And, in the case where the annular partition 240 is provided, preferably, as shown in FIG. 9 and FIG. The setting area of the arc-shaped groove coincides (that is, the projection area of the upper and lower arc-shaped grooves on the bottom surface of the upper ring cover can overlap), thereby further improving the utilization rate of the wall thickness of the upper ring cover 100 and the middle ring cover 200, and accommodating them under the same wall thickness. More levels of arc-shaped grooves (under the same wall thickness, the upper limit of the total number of arc-shaped grooves in the scheme where the setting area of the upper arc-shaped groove and the lower arc-shaped groove overlaps can be the radial staggering scheme of the upper arc-shaped groove and the lower arc-shaped groove Twice the upper limit of the total series of arc grooves).

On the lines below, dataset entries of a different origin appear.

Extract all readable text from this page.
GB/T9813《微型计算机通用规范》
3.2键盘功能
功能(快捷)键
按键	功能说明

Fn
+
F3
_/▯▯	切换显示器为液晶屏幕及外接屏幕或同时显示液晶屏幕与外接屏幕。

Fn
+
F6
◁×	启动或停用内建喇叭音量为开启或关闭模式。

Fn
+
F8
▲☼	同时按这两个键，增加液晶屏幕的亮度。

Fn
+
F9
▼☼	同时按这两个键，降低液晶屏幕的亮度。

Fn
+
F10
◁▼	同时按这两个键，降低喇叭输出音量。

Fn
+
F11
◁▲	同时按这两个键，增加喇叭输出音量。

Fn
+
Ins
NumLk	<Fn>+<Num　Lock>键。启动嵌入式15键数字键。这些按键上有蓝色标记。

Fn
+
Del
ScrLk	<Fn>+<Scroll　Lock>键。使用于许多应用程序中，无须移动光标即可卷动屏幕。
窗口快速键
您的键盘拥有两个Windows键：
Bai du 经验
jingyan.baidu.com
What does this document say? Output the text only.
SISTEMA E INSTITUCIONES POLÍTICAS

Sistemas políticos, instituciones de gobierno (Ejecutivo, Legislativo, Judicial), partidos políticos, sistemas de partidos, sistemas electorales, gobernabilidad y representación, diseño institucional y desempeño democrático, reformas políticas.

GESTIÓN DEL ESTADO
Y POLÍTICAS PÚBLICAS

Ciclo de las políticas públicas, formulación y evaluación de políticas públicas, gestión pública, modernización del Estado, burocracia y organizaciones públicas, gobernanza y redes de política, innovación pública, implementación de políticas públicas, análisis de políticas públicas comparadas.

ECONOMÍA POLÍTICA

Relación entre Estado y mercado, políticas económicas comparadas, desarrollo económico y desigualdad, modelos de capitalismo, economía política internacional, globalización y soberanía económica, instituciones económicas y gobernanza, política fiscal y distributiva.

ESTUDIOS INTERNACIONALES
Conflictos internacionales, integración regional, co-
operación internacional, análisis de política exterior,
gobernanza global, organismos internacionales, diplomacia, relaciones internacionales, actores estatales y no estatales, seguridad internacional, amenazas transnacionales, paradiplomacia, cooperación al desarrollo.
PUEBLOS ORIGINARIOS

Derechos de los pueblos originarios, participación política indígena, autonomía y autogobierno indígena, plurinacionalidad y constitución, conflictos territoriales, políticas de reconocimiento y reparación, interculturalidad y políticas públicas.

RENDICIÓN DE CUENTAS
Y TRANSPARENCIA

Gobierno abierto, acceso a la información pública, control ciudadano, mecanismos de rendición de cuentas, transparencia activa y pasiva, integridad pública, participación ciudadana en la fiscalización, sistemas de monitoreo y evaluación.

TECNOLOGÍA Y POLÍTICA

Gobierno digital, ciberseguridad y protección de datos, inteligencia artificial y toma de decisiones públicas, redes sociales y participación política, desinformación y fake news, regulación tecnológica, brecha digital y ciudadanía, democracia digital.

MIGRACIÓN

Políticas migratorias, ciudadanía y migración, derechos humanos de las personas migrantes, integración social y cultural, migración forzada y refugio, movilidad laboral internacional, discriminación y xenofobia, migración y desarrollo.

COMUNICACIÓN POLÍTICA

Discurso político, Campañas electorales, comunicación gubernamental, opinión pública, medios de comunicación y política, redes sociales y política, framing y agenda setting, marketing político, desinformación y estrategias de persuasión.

In addition, the annular partition 240 can seal the upper arc-shaped groove and the lower arc-shaped groove at the same time, thereby further improving the airtightness of the uniform gas combination air channel and ensuring the uniformity of air intake.

In order to further improve the uniformity of intake air, preferably, as shown in FIGS. The process gas is received from the gas source, and the second end of the main intake pipe 510 communicates with the first end of at least one intake branch pipe 530 through the distribution box 520, and the second end of the intake branch pipe 530 communicates with the intake holes one by one.

In the embodiment of the present invention, the intake main pipe 510 in the intake pipeline is connected to a plurality of intake branch pipes 530 through a splitter box 520, that is, before the process gas enters the upper ring cover 100, it is divided into multiple streams, thereby further increasing the The number of diversions of the process gas further improves the uniformity of the intake air.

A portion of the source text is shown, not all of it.